Can MFPs Be Secured Against Breaches? Three Tips For Your Organization
HIPAA Compliance is More Than Just Network Security
For organizations that need to maintain HIPAA compliance or adhere to other stringent security standards, it’s typical for compliance policies to be focused largely on computer network security. Because healthcare is such a large target for would-be data thieves, it’s no wonder that some organizations get caught up in focusing primarily on intentional, external hacking attempts. However, there are still other devices being used within a healthcare environment that receive little-to-no compliance consideration, even though they should. One of the best examples of this is the Multi-Function Printer (MFP), which is present in just about every type of healthcare organization.
Physical Documents are Hard to Secure
In a healthcare setting, a standard MFP today is connected to both the organization’s network as well as its EHR systems, and it’s used not just to print and scan, but also to send and receive information. Because of this network connection, MFPs have the same inherent level of vulnerability as any other computer on the network. But, unlike other computers, the vulnerability of an MFP is greatly compounded by its ability to print physical documents: Documents that are encrypted within a network lose that safeguard the moment they appear in the paper tray of an MFP.
Generally, the sheer volume of physical documents within the healthcare industry is slowly declining: Meaningful Use has incentivized healthcare organizations to transition Protected Health Information (PHI) into EHR systems. Despite this effort, healthcare organizations are far from paperless, and PHI that’s stored securely within an EHR system is immediately at risk once someone prints out a physical copy. This level of risk is why MFPs can be problematic within an organization, and it’s why MFPs should be a top priority for any healthcare organization needing to secure the presence of paper-based PHI.

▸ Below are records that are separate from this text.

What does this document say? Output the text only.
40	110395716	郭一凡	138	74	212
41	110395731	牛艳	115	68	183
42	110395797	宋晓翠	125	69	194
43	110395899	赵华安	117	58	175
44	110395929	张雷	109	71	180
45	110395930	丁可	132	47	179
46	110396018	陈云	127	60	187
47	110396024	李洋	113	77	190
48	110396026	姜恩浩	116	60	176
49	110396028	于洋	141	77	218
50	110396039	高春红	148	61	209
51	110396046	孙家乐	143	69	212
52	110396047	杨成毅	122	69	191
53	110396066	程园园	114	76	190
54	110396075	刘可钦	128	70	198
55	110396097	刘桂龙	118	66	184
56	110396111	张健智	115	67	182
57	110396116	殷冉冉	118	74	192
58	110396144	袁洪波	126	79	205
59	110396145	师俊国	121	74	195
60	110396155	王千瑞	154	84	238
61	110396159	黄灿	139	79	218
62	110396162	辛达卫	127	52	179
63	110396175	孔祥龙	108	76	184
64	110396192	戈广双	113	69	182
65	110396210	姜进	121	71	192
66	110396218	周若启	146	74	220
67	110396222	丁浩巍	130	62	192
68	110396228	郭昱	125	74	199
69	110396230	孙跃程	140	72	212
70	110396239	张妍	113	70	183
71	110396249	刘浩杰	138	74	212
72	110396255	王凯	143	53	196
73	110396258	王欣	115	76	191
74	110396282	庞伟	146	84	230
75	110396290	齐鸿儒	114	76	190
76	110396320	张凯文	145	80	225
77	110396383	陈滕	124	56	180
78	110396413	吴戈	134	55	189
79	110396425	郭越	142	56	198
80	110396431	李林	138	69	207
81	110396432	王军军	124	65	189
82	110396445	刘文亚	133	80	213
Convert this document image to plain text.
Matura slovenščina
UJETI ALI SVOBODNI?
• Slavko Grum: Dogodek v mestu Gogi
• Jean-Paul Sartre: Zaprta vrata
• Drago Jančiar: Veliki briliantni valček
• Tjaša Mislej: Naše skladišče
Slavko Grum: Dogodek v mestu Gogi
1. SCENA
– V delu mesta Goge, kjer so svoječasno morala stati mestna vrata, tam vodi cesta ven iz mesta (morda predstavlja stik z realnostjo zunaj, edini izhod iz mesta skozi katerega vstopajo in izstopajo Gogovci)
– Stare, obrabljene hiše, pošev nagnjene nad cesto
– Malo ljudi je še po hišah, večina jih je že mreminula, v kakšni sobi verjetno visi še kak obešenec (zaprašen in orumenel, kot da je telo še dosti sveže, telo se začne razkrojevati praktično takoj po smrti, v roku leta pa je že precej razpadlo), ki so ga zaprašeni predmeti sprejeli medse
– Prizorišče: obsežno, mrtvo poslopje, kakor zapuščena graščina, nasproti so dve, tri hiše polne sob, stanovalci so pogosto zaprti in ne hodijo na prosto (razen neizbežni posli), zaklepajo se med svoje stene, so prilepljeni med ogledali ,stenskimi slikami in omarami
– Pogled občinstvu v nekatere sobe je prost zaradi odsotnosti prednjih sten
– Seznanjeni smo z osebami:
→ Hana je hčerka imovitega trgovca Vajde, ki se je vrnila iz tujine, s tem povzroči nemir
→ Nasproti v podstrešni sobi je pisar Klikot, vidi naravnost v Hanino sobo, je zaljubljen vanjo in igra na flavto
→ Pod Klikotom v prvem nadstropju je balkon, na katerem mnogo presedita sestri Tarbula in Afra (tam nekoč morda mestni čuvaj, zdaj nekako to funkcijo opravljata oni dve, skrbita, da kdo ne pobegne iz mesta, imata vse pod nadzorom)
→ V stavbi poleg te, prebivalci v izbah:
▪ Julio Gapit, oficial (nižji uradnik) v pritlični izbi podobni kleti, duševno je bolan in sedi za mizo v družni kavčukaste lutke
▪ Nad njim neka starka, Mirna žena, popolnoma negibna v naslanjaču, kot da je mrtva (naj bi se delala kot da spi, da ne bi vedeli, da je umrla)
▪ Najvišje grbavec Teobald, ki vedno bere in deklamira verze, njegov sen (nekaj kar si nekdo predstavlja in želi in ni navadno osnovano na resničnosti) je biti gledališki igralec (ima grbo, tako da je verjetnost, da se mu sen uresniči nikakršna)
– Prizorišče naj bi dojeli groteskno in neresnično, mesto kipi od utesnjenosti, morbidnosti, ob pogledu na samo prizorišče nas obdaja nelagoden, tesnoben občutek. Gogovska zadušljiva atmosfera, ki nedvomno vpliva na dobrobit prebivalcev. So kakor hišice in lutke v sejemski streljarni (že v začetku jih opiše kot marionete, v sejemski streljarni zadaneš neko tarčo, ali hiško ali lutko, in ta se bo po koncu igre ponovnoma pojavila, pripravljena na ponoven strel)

Steps to Make Using Your MFP More Secure
To help your organization better control and safeguard PHI, here are three tips that can be implemented:
Authenticate at the device: Most MFPs will come with the ability to set user permissions at the device itself, so that a member of your organization will need to enter authenticating details before they are able to print out a document. This prevents documents from being automatically printed by the MFP, so that sensitive information doesn’t sit unattended in a paper tray. This method is better for small healthcare organizations, as it makes it easier for individual users to securely receive paper documents, but doesn’t provide a solution on a team-wide level. Additionally, the very manual process of setting up authentication requirements needs to take place at the device itself, and for a large organization, this can be extremely time-consuming for the administrator.
Destination control: A second method for restricting user access to PHI is by implementing boundaries around where files can be sent to from an MFP. This method of destination control means that an organization can put restrictions on filers being sent to certain fax numbers, network folders or email domains. The drawback to this method is that it addresses security and compliance risks for documents that are being sent from an MFP, but doesn’t address the vulnerabilities associated with documents being printed by the MFP. Because of this, the destination control method of implementing security also needs to be combined with another tactic.
Don’t rely on just the MFP: The third and most effective method of securing PHI transmitted through an MFP is to not rely on the MFP alone. MFPs are highly valuable to healthcare organizations, simply because an MFP can accomplish such a wide variety of tasks. From a compliance and security standpoint, however, MFPs are far from ideal as a standalone option. More and more often, large healthcare organizations are shifting to HIPAA compliant cloud fax services, which allow for MFPs to still be used, but less heavily relied on. A reliable cloud fax service enables users to fax to an MFP as usual, but it also provides for an alternative method of sending HIPAA compliant faxes when a document doesn’t need to be printed. A cloud fax service like Concord allows faxes to be viewed and interacted with on a computer, tablet or smartphone, and it also provides options for setting user permissions and restrictions. Faxes can be securely sent to and received by entire groups or lists, and then users within that group can determine whether a copy needs to be printed or not. Cutting back on the use of paper and the need to file hard copies of sensitive information makes HIPAA compliance easier.